In a reply to a DA parliamentary question received earlier this month, Minister Sisulu confirmed that the annual rental for the Department’s 14 000m2 premises is R19.19 million. The lease expired in November 2011, but the Department of Public Works is apparently negotiating an extension.
This situation raises a number of questions which I will be putting to the Minister in parliament:
- Why is her Department paying almost R1.6 million a month for a “derelict” building?
- How does she justify allowing 600 departmental staff to work in a building that she does not deem “safe”?
- Why are there negotiations under way to extend the lease for this building if it does not provide suitable office space?
- What is the financial impact of her decision to house her Ministry in an alternative building?
- How much is the department spending on conference venues at hotels for departmental meetings because the Minister refuses to enter her Department’s headquarters?

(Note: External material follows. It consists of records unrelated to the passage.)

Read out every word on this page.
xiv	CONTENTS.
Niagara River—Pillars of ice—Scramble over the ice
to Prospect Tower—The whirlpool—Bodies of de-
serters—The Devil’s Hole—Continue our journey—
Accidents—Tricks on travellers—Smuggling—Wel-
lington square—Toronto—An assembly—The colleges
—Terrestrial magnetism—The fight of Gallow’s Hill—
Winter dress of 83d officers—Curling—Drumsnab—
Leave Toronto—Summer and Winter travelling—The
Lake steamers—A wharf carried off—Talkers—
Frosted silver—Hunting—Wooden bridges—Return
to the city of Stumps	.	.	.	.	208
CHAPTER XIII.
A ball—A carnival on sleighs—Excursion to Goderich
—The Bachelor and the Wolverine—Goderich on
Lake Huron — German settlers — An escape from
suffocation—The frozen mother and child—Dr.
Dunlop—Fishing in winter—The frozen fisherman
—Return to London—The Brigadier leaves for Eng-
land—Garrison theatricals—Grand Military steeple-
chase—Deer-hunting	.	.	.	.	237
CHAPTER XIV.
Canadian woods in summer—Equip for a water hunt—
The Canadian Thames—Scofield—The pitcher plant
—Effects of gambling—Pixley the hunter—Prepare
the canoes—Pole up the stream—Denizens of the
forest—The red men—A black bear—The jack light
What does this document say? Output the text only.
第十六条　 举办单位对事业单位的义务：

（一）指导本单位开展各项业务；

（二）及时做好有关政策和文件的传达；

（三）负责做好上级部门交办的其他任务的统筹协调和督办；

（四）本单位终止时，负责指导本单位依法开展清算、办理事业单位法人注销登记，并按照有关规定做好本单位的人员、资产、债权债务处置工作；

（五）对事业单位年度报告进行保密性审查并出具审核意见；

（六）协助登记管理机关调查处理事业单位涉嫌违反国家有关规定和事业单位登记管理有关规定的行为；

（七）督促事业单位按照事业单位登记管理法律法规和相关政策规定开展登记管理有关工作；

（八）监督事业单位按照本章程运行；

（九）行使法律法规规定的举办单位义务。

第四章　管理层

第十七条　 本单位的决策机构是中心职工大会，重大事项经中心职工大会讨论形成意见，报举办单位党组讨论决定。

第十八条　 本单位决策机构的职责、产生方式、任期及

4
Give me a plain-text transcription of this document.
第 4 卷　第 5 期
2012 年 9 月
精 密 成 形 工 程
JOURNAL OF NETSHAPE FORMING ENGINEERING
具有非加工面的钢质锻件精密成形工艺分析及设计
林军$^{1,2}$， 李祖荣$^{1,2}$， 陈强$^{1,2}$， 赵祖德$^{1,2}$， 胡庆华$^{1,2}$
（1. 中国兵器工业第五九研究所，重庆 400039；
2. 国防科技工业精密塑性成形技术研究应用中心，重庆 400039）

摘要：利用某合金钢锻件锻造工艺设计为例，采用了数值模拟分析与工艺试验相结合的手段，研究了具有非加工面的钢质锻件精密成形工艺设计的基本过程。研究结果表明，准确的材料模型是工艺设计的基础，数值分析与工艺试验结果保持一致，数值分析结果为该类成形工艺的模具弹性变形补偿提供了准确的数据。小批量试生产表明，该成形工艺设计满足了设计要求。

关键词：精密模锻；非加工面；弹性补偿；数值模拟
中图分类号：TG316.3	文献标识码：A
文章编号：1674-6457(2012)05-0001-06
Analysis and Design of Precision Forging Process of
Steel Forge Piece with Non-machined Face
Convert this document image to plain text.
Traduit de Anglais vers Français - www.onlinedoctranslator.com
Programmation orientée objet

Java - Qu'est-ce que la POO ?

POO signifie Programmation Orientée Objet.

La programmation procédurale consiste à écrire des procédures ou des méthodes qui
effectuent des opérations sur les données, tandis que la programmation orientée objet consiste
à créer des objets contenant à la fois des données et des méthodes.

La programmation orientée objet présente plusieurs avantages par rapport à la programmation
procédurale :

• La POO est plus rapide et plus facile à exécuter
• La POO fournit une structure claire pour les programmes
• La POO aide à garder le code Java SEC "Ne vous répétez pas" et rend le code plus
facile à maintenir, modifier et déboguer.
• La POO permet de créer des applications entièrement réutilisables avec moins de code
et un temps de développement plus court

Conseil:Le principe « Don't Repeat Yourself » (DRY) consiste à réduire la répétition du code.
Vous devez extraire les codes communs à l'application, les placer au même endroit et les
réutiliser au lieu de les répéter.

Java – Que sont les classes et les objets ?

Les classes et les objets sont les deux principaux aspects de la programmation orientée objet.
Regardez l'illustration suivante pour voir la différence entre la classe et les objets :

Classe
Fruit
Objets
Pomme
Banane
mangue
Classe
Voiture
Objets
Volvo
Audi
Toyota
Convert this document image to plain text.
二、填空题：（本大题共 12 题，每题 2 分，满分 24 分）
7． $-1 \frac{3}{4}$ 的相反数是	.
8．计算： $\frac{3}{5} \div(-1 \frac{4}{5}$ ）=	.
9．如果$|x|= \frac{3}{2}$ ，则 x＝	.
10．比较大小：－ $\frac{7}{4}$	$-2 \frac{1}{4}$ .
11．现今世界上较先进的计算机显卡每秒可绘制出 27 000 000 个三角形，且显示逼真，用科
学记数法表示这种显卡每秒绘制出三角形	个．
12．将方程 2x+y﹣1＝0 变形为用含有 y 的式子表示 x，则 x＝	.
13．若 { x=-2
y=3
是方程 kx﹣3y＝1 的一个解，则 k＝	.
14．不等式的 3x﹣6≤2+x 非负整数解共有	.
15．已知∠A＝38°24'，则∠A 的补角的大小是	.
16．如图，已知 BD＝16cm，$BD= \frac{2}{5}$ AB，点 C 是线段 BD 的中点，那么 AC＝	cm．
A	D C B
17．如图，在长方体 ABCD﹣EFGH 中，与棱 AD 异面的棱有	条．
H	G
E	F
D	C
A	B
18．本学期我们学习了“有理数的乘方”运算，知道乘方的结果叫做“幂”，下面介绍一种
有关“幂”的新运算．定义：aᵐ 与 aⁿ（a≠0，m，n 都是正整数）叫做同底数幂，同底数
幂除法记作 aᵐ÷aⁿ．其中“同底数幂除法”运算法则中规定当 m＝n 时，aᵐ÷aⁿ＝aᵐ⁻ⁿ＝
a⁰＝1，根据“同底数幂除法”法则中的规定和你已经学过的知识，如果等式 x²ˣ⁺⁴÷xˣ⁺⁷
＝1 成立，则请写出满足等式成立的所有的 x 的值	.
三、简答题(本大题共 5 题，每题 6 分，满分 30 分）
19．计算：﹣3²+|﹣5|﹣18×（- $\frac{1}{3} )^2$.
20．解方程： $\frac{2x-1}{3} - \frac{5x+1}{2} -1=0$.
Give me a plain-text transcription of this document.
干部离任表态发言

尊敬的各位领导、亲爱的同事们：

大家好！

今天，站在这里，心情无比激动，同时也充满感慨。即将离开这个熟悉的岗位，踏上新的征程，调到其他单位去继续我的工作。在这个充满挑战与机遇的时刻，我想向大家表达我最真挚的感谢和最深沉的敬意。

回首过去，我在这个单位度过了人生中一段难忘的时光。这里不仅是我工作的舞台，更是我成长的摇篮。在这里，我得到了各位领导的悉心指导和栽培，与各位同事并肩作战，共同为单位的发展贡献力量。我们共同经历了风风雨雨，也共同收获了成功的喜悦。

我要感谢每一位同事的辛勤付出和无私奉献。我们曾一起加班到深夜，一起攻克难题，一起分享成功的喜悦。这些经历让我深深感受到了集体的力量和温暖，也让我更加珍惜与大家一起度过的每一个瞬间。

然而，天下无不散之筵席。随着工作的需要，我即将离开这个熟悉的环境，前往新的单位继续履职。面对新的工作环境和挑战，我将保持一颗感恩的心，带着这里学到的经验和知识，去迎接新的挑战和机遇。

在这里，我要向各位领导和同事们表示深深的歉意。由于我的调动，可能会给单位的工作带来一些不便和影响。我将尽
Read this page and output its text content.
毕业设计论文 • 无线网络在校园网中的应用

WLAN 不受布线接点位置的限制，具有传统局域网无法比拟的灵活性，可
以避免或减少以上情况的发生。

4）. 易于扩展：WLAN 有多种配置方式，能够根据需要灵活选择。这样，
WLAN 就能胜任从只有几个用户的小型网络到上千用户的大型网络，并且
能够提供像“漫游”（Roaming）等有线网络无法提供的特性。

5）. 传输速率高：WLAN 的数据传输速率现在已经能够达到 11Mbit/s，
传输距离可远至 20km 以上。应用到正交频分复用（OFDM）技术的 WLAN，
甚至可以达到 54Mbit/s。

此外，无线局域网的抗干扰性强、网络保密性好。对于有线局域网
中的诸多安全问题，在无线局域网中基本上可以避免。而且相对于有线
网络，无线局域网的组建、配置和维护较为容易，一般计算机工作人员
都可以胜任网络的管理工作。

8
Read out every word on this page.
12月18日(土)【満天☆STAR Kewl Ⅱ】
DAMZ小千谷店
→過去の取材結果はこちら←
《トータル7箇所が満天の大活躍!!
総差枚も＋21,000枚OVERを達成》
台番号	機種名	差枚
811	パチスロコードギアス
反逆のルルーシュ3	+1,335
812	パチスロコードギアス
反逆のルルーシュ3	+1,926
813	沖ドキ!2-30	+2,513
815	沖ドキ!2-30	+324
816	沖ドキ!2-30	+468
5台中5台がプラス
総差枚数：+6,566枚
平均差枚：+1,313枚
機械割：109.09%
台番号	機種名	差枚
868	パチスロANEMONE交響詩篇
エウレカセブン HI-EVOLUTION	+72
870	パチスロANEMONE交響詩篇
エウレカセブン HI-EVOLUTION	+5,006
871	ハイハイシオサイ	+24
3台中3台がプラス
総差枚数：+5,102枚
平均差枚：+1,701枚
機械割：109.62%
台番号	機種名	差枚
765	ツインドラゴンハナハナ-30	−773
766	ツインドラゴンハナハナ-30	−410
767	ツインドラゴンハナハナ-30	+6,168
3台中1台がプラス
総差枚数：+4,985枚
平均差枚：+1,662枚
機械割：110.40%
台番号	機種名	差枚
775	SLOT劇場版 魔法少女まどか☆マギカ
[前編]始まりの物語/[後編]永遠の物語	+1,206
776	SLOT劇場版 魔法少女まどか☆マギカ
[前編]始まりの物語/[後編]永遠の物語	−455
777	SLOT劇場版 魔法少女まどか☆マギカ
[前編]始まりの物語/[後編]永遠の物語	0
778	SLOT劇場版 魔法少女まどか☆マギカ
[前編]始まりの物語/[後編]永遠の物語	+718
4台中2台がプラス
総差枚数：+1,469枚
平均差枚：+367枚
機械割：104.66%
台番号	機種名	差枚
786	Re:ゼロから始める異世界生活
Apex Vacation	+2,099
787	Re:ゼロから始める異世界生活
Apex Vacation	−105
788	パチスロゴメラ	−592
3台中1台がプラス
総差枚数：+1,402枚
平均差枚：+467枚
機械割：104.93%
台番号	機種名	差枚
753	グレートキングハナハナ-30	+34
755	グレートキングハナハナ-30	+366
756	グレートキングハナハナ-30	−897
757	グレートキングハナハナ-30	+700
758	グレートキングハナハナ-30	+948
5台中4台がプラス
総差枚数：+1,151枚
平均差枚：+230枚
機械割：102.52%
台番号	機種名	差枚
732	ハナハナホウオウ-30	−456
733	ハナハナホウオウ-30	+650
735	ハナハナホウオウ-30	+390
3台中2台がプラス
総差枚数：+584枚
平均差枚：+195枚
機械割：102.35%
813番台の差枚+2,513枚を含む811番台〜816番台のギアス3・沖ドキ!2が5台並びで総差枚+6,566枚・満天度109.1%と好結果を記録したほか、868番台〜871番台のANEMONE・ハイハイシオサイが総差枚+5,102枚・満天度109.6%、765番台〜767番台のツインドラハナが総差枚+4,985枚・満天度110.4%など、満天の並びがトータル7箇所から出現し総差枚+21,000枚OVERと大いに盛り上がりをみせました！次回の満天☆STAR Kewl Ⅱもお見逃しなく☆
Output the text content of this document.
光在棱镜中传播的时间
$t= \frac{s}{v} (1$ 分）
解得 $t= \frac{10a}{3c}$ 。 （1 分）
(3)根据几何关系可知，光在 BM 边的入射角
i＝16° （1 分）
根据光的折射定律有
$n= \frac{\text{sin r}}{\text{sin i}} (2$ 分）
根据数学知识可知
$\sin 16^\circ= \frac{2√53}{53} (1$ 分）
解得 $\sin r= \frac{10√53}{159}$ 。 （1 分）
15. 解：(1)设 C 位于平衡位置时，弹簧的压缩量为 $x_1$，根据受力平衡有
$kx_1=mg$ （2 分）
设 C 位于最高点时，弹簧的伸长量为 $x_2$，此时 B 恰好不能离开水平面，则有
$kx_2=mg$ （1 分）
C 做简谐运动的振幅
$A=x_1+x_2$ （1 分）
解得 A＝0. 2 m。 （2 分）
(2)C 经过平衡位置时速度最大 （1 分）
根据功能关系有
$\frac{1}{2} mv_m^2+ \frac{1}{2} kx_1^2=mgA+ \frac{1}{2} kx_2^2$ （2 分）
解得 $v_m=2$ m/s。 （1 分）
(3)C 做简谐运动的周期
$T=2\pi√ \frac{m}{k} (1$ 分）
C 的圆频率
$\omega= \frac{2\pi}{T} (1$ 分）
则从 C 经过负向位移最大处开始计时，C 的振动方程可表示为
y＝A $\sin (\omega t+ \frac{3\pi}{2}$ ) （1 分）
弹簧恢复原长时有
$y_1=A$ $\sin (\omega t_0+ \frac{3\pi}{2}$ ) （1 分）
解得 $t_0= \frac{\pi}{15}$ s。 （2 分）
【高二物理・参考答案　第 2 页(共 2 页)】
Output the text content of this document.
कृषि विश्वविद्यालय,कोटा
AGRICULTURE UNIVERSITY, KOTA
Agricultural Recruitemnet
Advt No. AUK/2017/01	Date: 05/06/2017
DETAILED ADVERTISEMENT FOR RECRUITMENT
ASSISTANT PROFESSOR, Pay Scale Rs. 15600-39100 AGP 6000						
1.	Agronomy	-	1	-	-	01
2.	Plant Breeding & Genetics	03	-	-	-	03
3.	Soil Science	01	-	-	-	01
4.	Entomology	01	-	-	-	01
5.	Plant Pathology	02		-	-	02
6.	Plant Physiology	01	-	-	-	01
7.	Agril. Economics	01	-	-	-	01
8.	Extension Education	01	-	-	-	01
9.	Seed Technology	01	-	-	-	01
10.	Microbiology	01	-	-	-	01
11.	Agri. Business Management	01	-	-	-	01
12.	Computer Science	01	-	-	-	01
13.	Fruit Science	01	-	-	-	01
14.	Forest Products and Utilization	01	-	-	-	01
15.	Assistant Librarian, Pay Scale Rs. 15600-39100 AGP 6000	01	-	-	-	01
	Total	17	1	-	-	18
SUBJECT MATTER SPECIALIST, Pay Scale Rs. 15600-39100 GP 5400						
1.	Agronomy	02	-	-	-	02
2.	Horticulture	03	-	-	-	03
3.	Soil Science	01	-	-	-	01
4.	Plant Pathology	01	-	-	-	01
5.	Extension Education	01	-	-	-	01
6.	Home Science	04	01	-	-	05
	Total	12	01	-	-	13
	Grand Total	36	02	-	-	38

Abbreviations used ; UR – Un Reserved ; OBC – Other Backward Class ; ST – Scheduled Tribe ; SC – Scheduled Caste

This Minister has a penchant for lavish spending. In the Department of Defence, she presided over a 300% increase in the cost of the Ministry. Over a five year period, she increased the cost of the Defence Ministry from R21 million to R65 million. She had a particularly extravagant year in 2010/2011, when the Ministry’s budget jumped to R97.3 million for the year. By contrast, Finance Minister Pravin Gordhan is able to run an efficient Ministry on R3.6 million (up from R2.4 million in 2008/2009).
The Batho Pele building was good enough for Minister Sisulu’s predecessors, including Geraldine Fraser-Moleketi, Richard Baloyi and the late Roy Padayachie. Public Service cannot foot the bill for special treatment for Minister Sisulu. She has to tell parliament why a building good enough for three previous Ministers and hundreds of public servants is not good enough for her.